April 14, 2008 at 10:44 am
Currently I have a table in our data warehouse that has about 9 million records and uses 2 gigs (1035832 KB data + 1697096 KB index). It holds about 13 years of data. I've just been told by our data architect this table will grow to about 100 million per year and we will retain data for 5 yrs. Thats 500 million records! Should I be concerned? Any suggestions on steps I should do to avoid problems later.
Paul
April 14, 2008 at 1:07 pm
Hello.
Maybe other guys here could help you better than me. What comes to my mind right now is the Microsoft Project Real and the Data Lifecycle documentation produced by that team.

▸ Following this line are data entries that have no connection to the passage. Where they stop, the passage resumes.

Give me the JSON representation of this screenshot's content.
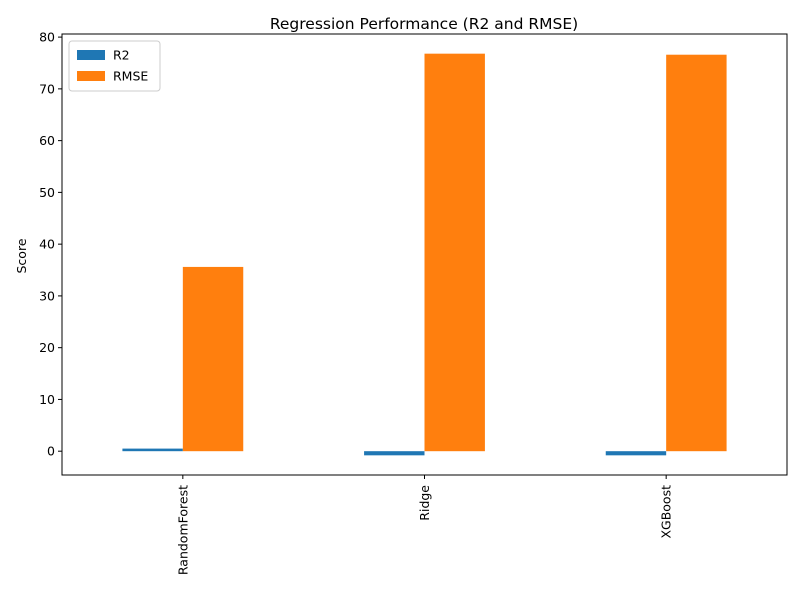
{
  "chart_data": {
    "type": "bar",
    "title": "Regression Performance (R2 and RMSE)",
    "xlabel": "",
    "ylabel": "Score",
    "categories": [
      "RandomForest",
      "Ridge",
      "XGBoost"
    ],
    "series": [
      {
        "name": "R2",
        "color": "#1f77b4",
        "values": [
          0.5,
          -0.8,
          -0.8
        ]
      },
      {
        "name": "RMSE",
        "color": "#ff7f0e",
        "values": [
          35.6,
          76.8,
          76.6
        ]
      }
    ],
    "ylim": [
      -4.6,
      80.6
    ],
    "yticks": [
      "0",
      "10",
      "20",
      "30",
      "40",
      "50",
      "60",
      "70",
      "80"
    ],
    "grid": false,
    "legend_position": "top-left"
  }
}
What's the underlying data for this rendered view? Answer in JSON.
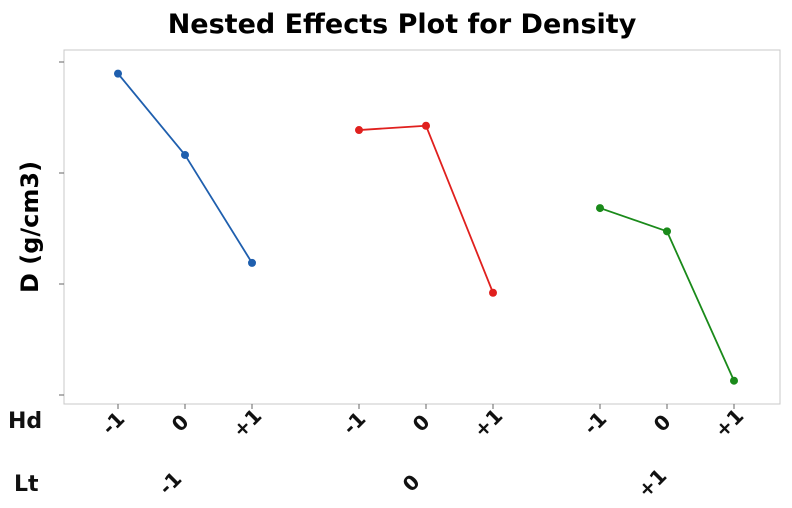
{
  "chart_data": {
    "type": "line",
    "title": "Nested Effects Plot for Density",
    "ylabel": "D (g/cm3)",
    "xlabel": "",
    "x_factor_labels": [
      "Hd",
      "Lt"
    ],
    "y_ticks_labeled": false,
    "ylim": [
      0,
      1
    ],
    "grid": false,
    "groups": [
      {
        "label": "-1",
        "color": "#1f5fae",
        "categories": [
          "-1",
          "0",
          "+1"
        ],
        "values": [
          0.965,
          0.72,
          0.395
        ]
      },
      {
        "label": "0",
        "color": "#e0201e",
        "categories": [
          "-1",
          "0",
          "+1"
        ],
        "values": [
          0.795,
          0.808,
          0.305
        ]
      },
      {
        "label": "+1",
        "color": "#1a8a1a",
        "categories": [
          "-1",
          "0",
          "+1"
        ],
        "values": [
          0.56,
          0.49,
          0.04
        ]
      }
    ]
  }
}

http://www.microsoft.com/technet/prodtechnol/sql/2005/realpart.mspx
I guess it's a good reading and you can grab some information from there.
Hope this help!
April 14, 2008 at 9:08 pm
The answer is "Yes", you should be concerned. The article at the URL provided Fernando is a very good start for planning. Not all the information is about tables but a lot of the information couched as "Cubes" is very good.
--Jeff Moden
Change is inevitable... Change for the better is not.
April 15, 2008 at 10:50 am
If 9-million records is 2 Gig, then 500-million records will be about 120 Gig (plus or minus). So, assuming you're using relatively modern hard drives, storage shouldn't be too much of a problem.
But you'll definitely need to pay attention to the techniques Microsoft recommends on the page referenced above, to make sure you'll be able to query, etc., the data with any speed at all.